MapReduce is the key algorithm that the Hadoop MapReduce engine uses to distribute work around a cluster.

The core concepts are described in Dean and Ghemawat.

The Map

A map transform is provided to transform an input data row of key and value to an output key/value:
map(key1,value) -> list<key2,value2>

That is, for an input it returns a list containing zero or more (key,value) pairs:

The Reduce

A reduce transform is provided to take all values for a specific key, and generate a new list of the reduced output.
reduce(key2, list<value2>) -> list<value3>

The MapReduce Engine

The key aspect of the MapReduce algorithm is that if every Map and Reduce is independent of all other ongoing Maps and Reduces, then the operation can be run in parallel on different keys and lists of data. On a large cluster of machines, you can go one step further, and run the Map operations on servers where the data lives. Rather than copy the data over the network to the program, you push out the program to the machines. The output list can then be saved to the distributed filesystem, and the reducers run to merge the results. Again, it may be possible to run these in parallel, each reducing different keys.
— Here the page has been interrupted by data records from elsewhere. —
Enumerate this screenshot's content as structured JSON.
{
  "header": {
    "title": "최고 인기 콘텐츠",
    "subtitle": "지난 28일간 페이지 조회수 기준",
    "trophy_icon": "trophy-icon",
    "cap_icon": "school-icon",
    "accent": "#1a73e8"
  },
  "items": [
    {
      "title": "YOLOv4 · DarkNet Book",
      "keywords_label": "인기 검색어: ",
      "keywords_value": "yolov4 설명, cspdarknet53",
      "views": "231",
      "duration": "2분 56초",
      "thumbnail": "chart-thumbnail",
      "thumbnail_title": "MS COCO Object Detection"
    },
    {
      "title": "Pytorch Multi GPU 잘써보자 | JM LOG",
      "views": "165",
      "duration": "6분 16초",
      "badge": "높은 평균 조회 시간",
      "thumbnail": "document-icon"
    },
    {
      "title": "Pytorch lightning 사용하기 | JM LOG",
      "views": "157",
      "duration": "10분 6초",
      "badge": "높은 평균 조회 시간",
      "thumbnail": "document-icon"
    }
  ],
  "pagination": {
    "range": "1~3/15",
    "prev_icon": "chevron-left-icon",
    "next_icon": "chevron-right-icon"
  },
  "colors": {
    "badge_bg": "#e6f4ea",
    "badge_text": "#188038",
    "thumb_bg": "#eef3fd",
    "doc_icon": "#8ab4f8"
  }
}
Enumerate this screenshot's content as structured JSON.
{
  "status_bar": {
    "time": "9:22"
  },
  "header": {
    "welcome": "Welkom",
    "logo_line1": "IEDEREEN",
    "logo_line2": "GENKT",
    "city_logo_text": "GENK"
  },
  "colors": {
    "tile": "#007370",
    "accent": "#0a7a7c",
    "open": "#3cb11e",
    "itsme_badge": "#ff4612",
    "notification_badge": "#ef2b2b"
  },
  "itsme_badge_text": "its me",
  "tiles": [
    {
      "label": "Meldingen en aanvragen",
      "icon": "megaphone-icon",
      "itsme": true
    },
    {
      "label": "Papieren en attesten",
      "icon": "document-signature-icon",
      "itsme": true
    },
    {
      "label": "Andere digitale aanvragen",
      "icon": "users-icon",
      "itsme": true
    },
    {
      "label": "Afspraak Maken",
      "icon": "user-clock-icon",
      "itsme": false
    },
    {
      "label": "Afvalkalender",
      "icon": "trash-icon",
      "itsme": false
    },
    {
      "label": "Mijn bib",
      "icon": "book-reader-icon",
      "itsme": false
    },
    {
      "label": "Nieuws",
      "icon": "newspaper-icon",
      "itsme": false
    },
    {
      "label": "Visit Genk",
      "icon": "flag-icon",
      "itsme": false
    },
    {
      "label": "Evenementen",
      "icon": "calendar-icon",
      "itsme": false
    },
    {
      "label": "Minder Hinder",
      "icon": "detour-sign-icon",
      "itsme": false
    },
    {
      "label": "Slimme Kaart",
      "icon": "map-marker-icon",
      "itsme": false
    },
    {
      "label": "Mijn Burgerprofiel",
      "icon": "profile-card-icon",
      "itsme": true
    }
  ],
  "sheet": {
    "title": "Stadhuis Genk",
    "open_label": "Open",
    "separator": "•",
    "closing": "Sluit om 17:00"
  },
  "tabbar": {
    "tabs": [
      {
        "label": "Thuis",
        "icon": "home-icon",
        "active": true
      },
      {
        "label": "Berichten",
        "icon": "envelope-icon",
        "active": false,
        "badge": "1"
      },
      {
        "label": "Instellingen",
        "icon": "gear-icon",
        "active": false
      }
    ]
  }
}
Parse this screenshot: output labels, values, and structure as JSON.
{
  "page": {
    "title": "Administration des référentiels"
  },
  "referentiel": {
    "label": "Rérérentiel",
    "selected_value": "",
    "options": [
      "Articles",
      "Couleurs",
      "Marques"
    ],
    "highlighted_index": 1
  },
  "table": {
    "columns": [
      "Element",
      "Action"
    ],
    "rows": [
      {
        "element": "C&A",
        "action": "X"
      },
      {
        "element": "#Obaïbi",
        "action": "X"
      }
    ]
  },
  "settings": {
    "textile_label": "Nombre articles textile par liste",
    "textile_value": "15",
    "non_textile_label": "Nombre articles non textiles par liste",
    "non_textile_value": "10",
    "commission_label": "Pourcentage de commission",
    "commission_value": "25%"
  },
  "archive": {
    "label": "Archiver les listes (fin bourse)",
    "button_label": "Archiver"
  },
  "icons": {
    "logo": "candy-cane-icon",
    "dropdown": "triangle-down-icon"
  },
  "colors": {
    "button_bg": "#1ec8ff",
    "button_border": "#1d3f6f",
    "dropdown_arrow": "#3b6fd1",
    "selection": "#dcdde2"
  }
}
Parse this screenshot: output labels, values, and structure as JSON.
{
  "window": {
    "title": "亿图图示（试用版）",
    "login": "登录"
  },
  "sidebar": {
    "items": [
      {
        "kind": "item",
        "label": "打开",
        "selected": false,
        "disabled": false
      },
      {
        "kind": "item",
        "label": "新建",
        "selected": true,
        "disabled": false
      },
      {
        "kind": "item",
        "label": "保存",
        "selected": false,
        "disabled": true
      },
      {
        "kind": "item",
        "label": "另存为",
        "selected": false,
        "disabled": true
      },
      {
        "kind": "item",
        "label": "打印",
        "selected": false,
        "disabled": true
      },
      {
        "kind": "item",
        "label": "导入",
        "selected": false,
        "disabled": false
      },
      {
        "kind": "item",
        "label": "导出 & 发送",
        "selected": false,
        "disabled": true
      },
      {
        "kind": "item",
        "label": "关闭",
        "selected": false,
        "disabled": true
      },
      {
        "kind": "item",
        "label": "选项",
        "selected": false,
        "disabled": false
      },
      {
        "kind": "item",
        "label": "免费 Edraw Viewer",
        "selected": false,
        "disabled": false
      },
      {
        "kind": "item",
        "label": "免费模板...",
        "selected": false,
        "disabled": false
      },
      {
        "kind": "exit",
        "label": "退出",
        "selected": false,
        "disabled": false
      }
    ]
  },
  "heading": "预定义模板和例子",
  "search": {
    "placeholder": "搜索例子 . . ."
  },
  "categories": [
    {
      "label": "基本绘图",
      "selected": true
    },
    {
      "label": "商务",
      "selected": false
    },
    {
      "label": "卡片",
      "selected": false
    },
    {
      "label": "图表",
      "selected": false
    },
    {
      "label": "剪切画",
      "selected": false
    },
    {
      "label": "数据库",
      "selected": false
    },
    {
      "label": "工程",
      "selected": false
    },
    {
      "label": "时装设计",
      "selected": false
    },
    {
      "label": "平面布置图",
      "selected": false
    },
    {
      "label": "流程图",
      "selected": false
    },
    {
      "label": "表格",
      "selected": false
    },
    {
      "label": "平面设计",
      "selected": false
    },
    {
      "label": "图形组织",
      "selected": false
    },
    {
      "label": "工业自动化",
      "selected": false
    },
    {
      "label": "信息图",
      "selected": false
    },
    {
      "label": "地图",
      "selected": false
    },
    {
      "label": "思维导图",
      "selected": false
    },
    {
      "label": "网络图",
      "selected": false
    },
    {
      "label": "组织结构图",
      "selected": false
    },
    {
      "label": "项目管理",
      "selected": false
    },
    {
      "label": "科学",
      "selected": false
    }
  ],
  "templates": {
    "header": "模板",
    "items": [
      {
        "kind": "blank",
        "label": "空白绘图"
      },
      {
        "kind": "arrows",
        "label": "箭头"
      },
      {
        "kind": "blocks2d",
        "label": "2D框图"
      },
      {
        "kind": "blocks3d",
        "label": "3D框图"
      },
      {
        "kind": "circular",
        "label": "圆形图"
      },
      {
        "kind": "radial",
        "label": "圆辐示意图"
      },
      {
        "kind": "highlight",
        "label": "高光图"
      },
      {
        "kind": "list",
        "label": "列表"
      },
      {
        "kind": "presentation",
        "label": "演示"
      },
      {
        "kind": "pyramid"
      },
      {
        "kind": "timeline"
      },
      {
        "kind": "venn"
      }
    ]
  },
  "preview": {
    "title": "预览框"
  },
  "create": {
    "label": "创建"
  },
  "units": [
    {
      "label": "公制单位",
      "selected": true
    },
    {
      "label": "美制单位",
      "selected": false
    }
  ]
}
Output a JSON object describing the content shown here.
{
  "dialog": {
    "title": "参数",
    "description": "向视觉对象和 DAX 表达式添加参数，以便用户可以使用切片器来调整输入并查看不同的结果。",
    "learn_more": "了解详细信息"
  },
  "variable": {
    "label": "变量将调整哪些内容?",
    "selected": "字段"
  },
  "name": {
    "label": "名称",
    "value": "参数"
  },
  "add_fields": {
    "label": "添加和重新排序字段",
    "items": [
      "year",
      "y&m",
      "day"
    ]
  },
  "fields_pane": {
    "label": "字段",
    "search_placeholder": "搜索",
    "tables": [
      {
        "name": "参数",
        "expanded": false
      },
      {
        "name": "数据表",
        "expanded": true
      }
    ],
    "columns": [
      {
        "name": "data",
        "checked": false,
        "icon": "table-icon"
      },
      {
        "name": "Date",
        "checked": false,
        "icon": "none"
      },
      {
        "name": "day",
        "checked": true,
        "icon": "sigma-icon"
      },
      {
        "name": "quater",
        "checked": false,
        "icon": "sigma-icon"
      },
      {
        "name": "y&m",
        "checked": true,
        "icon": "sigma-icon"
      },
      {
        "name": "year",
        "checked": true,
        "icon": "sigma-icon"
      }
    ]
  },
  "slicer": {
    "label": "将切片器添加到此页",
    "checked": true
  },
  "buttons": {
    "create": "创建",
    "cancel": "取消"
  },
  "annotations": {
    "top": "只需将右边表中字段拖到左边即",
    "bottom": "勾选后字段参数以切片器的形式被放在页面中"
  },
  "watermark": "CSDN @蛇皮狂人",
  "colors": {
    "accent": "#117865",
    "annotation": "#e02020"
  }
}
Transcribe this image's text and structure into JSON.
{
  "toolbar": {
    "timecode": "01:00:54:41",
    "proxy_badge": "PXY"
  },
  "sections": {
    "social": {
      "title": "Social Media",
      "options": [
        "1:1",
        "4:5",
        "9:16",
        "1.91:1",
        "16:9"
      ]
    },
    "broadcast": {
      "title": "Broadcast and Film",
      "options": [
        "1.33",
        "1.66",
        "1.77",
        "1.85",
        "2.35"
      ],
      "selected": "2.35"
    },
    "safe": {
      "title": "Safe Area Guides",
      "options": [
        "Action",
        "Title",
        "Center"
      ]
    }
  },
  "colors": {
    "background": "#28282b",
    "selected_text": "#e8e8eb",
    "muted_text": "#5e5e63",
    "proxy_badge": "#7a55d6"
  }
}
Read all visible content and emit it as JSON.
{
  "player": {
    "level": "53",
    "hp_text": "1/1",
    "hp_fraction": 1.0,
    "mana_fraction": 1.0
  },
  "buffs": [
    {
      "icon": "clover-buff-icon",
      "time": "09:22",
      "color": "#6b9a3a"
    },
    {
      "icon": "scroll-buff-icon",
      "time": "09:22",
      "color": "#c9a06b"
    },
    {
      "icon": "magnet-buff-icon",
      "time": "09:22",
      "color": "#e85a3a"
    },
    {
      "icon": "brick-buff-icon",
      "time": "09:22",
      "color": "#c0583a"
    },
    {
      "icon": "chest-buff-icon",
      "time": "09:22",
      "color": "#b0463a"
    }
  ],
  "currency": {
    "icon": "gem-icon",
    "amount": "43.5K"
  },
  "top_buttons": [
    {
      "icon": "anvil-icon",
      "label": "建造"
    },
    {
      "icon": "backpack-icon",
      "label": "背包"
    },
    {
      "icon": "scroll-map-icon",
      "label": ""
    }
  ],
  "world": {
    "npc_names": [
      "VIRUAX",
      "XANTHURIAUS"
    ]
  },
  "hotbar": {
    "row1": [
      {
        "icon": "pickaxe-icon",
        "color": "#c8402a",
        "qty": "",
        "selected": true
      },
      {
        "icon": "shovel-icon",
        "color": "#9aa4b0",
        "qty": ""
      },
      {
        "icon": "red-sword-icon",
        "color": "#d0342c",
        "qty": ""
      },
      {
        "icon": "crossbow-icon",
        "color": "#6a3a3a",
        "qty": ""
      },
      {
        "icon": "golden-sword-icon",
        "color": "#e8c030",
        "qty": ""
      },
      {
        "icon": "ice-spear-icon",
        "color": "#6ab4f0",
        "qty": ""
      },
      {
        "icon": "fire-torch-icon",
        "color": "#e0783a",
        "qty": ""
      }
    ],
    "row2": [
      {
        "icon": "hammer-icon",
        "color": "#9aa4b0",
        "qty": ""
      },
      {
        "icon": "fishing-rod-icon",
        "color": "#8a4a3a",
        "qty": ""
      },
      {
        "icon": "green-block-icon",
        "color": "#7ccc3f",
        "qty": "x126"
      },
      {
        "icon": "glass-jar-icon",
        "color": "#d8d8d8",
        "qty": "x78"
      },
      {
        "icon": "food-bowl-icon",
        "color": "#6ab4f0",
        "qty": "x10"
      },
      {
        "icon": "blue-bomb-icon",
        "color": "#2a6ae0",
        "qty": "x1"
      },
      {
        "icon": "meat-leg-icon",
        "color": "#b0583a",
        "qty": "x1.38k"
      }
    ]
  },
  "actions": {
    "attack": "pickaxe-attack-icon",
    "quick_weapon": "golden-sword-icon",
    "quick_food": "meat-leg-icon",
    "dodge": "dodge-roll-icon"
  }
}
Apache Hadoop is such a [MapReduce] engine. It provides its own distributed filesystem and runs \[HadoopMapReduce\] jobs on servers near the data stored on the filesystem -or any other supported filesystem, of which there is more than one.


Will MapReduce/Hadoop solve my problems?

If you can rewrite your algorithms as Maps and Reduces, then yes. If not, then no.

It is not a silver bullet to all the problems of scale, just a good technique to work on large sets of data when you can work on small pieces of that dataset in parallel.